FICHA TÉCNICA
Título obra El anzuelo de Fenisa
Autoría Lope de Vega y Carpio
Dirección Óscar Ledesma
Elenco Berta Moss, María Eugenia Ríos, Carlos Navarro, Gloria Silva, Raúl Quijada, Marciano Martín, Carlos Vázquez, Helio Casillas, Justo Solís, Luis Duval, Irma Lozano, Miguel Tress
Escenografía Antonio López Mancera
Espacios teatrales Teatro Virginia Fábregas
Cómo citar Maria y Campos, Armando de. "El anzuelo de Fenisa de Lope de Vega en el teatro Fábregas". Novedades, 1962. Reseña Histórica del Teatro en México 2.0-2.1. Sistema de información de la crítica teatral, <criticateatral2021.org>
TRANSCRIPCIÓN CON FORMATO
Novedades
Columna El Teatro
El anzuelo de Fenisa de Lope de Vega en el teatro Fábregas
Armando de Maria y Campos
Tardíamente, pero nunca es tarde si la justicia llega, el INBA resolvió celebrar oficialmente el cuarto centenario del nacimiento de Lope de Vega, iniciando la serie de actos conmemorativos con el estreno en el escenario del teatro Fábregas de la comedia El anzuelo de Fenisa, dirigido al público en general, porque ya antes la había hecho representar para las escuelas en el escenario del teatro del Bosque. Se anunció que el director de este organismo oficial estaría presente y diría algunas palabras, pero lo hizo en su representación el autor Wilberto Cantón, funcionario del mismo.
El anzuelo de Fenisa es una de las piezas del Monstruo de la naturaleza menos conocida y que demuestra la versatilidad de este autor extraordinario para tocar con gracia y picardía, malicia escénica y habilidad teatral los temas más escabrosos, a tal grado de que esta comedia pudo ser elegida para ser representada ante escolares. Recuérdese que Lope de Vega, para pintar la sociedad española de su tiempo, recorrió todos los estrados y desde los palacios descendió a las vidas de las busconas en su comedia El anzuelo de Fenisa, y a la de los bribones en El rufián Castrucho. Con esto deseo explicar al lector lo escabroso del tema, porque Fenisa es una vulgar buscona de Palermo que despoja a sus enamorados, permite el juego en su casa y es, míresele por donde se le mire, una pecadora astuta y, como diríamos ahora, completamente amoral. Sus múltiples aventuras con distintos pretendientes se trenzan con la de una joven, vestida de hombre, que ha huido de Sevilla hasta Palermo, (lugar itálico donde Lope sitúa la acción de su comedia picaresca) revelando al fin su verdadero sexo al mismo tiempo que Fenisa resulta víctima de un robo por uno de tantos a quienes ella antes había robado.
La dirección del INBA cortó y aderezó con un escenario múltiple –usando de carteles, como en aquellos tiempos, para el cambio del lugar de acción– El anzuelo de Fenisa, convirtiéndolo en un espectáculo ágil, alegre y breve y evitándole a los actores, profesionales unos, otros egresados de sus escuelas dramáticas, el peligro de recitar largas tiradas de versos.
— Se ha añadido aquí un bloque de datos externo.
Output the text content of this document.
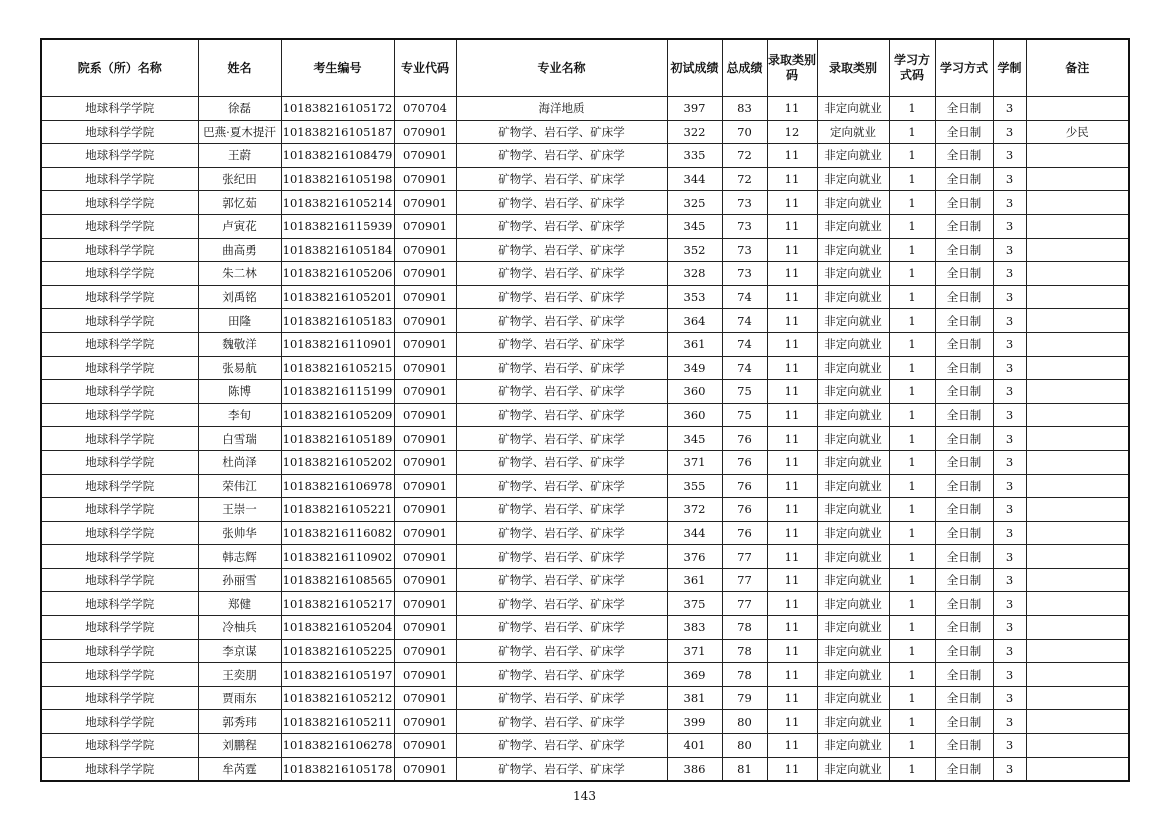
院系（所）名称	姓名	考生编号	专业代码	专业名称	初试成绩	总成绩	录取类别码	录取类别	学习方式码	学习方式	学制	备注
地球科学学院	徐磊	101838216105172	070704	海洋地质	397	83	11	非定向就业	1	全日制	3	
地球科学学院	巴燕·夏木提汗	101838216105187	070901	矿物学、岩石学、矿床学	322	70	12	定向就业	1	全日制	3	少民
地球科学学院	王蔚	101838216108479	070901	矿物学、岩石学、矿床学	335	72	11	非定向就业	1	全日制	3	
地球科学学院	张纪田	101838216105198	070901	矿物学、岩石学、矿床学	344	72	11	非定向就业	1	全日制	3	
地球科学学院	郭忆茹	101838216105214	070901	矿物学、岩石学、矿床学	325	73	11	非定向就业	1	全日制	3	
地球科学学院	卢寅花	101838216115939	070901	矿物学、岩石学、矿床学	345	73	11	非定向就业	1	全日制	3	
地球科学学院	曲高勇	101838216105184	070901	矿物学、岩石学、矿床学	352	73	11	非定向就业	1	全日制	3	
地球科学学院	朱二林	101838216105206	070901	矿物学、岩石学、矿床学	328	73	11	非定向就业	1	全日制	3	
地球科学学院	刘禹铭	101838216105201	070901	矿物学、岩石学、矿床学	353	74	11	非定向就业	1	全日制	3	
地球科学学院	田隆	101838216105183	070901	矿物学、岩石学、矿床学	364	74	11	非定向就业	1	全日制	3	
地球科学学院	魏敬洋	101838216110901	070901	矿物学、岩石学、矿床学	361	74	11	非定向就业	1	全日制	3	
地球科学学院	张易航	101838216105215	070901	矿物学、岩石学、矿床学	349	74	11	非定向就业	1	全日制	3	
地球科学学院	陈博	101838216115199	070901	矿物学、岩石学、矿床学	360	75	11	非定向就业	1	全日制	3	
地球科学学院	李旬	101838216105209	070901	矿物学、岩石学、矿床学	360	75	11	非定向就业	1	全日制	3	
地球科学学院	白雪瑞	101838216105189	070901	矿物学、岩石学、矿床学	345	76	11	非定向就业	1	全日制	3	
地球科学学院	杜尚泽	101838216105202	070901	矿物学、岩石学、矿床学	371	76	11	非定向就业	1	全日制	3	
地球科学学院	荣伟江	101838216106978	070901	矿物学、岩石学、矿床学	355	76	11	非定向就业	1	全日制	3	
地球科学学院	王崇一	101838216105221	070901	矿物学、岩石学、矿床学	372	76	11	非定向就业	1	全日制	3	
地球科学学院	张帅华	101838216116082	070901	矿物学、岩石学、矿床学	344	76	11	非定向就业	1	全日制	3	
地球科学学院	韩志辉	101838216110902	070901	矿物学、岩石学、矿床学	376	77	11	非定向就业	1	全日制	3	
地球科学学院	孙丽雪	101838216108565	070901	矿物学、岩石学、矿床学	361	77	11	非定向就业	1	全日制	3	
地球科学学院	郑健	101838216105217	070901	矿物学、岩石学、矿床学	375	77	11	非定向就业	1	全日制	3	
地球科学学院	冷柚兵	101838216105204	070901	矿物学、岩石学、矿床学	383	78	11	非定向就业	1	全日制	3	
地球科学学院	李京谋	101838216105225	070901	矿物学、岩石学、矿床学	371	78	11	非定向就业	1	全日制	3	
地球科学学院	王奕朋	101838216105197	070901	矿物学、岩石学、矿床学	369	78	11	非定向就业	1	全日制	3	
地球科学学院	贾雨东	101838216105212	070901	矿物学、岩石学、矿床学	381	79	11	非定向就业	1	全日制	3	
地球科学学院	郭秀玮	101838216105211	070901	矿物学、岩石学、矿床学	399	80	11	非定向就业	1	全日制	3	
地球科学学院	刘鹏程	101838216106278	070901	矿物学、岩石学、矿床学	401	80	11	非定向就业	1	全日制	3	
地球科学学院	牟芮霆	101838216105178	070901	矿物学、岩石学、矿床学	386	81	11	非定向就业	1	全日制	3	
143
La presentación es elegante y discreta a la vez y ágil la dirección de Oscar Ledesma. Pintó la escenografía López Mancera, maestro de la técnica, con buen gusto. La interpretación de los principales personajes fue confiada a Berta Moss (Fenisa), que está convincente y brillante. María Eugenia Ríos desempeña con mucho brio su personaje de mujer vestida de hombre; Carlos Navarro cumple y completan el excelente conjunto Gloria Silva, Raúl Quijada, Marciano Martín, Carlos Vázquez, Helio Casillas, Justo Solís, Luis Duval, Irma Lozano y Miguel Tress. Fueron suprimidos cuatro personajes.
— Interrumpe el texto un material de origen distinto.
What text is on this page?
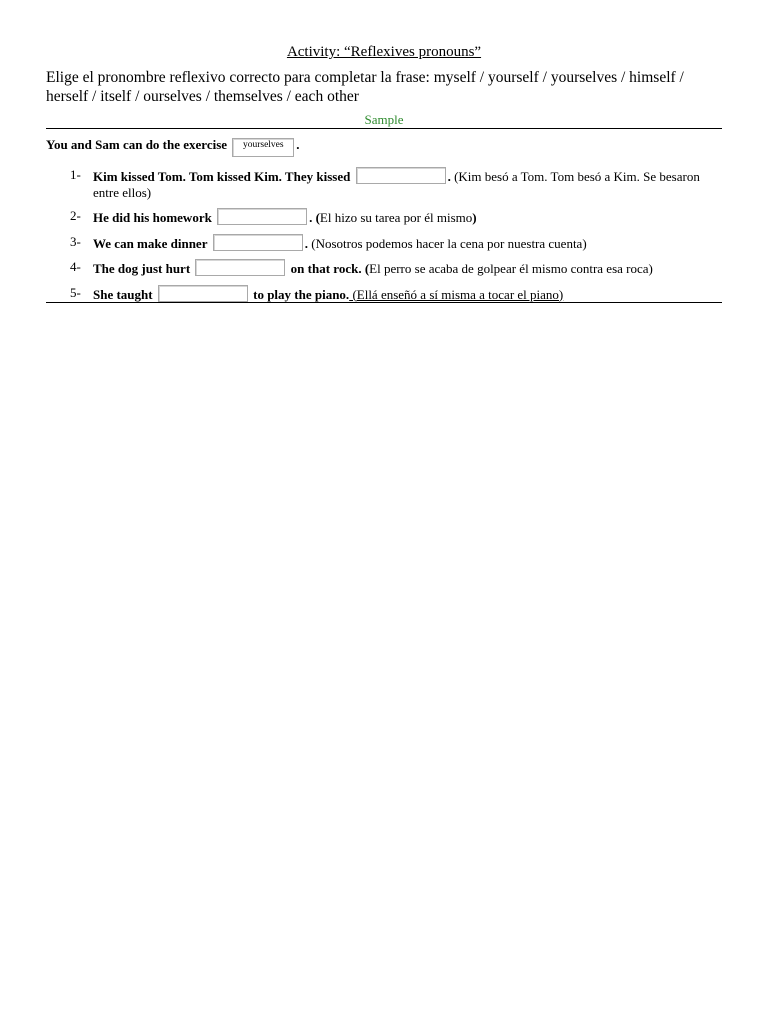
Activity: “Reflexives pronouns”
Elige el pronombre reflexivo correcto para completar la frase: myself / yourself / yourselves / himself / herself / itself / ourselves / themselves / each other
Sample
You and Sam can do the exercise yourselves .
1- Kim kissed Tom. Tom kissed Kim. They kissed	. (Kim besó a Tom. Tom besó a Kim. Se besaron entre ellos)
2- He did his homework	. (El hizo su tarea por él mismo)
3- We can make dinner	. (Nosotros podemos hacer la cena por nuestra cuenta)
4- The dog just hurt	on that rock. (El perro se acaba de golpear él mismo contra esa roca)
5- She taught	to play the piano. (Ellá enseñó a sí misma a tocar el piano)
No por muy conocido, es a la vez desconocido Lope de Vega. Los eruditos no ignoran el proceso de su genio dramático creador, pero a propósito del estreno en México de El anzuelo de Fenisa en acto oficial conviene decir a los poco enterados, que Lope tuvo una época de inspiración italiana. Más claro; que tiene comedias verdaderamente italianas, como La viuda valenciana, desvergonzadísimo trasunto de las más cínicas inspiraciones de Machiavelo, de Cechi o del Aretino, y cuya intriga procede de una novela de Bandello, y aunque no se advierta en él la imitación directa de los clásicos, tampoco ha de negarse de que por medio de los italianos llegó a él cierto influjo plautiano y terenciano, como es de ver en el ya citado Rufián Castrucho y, sobre todo, en El anzuelo de Fenisa.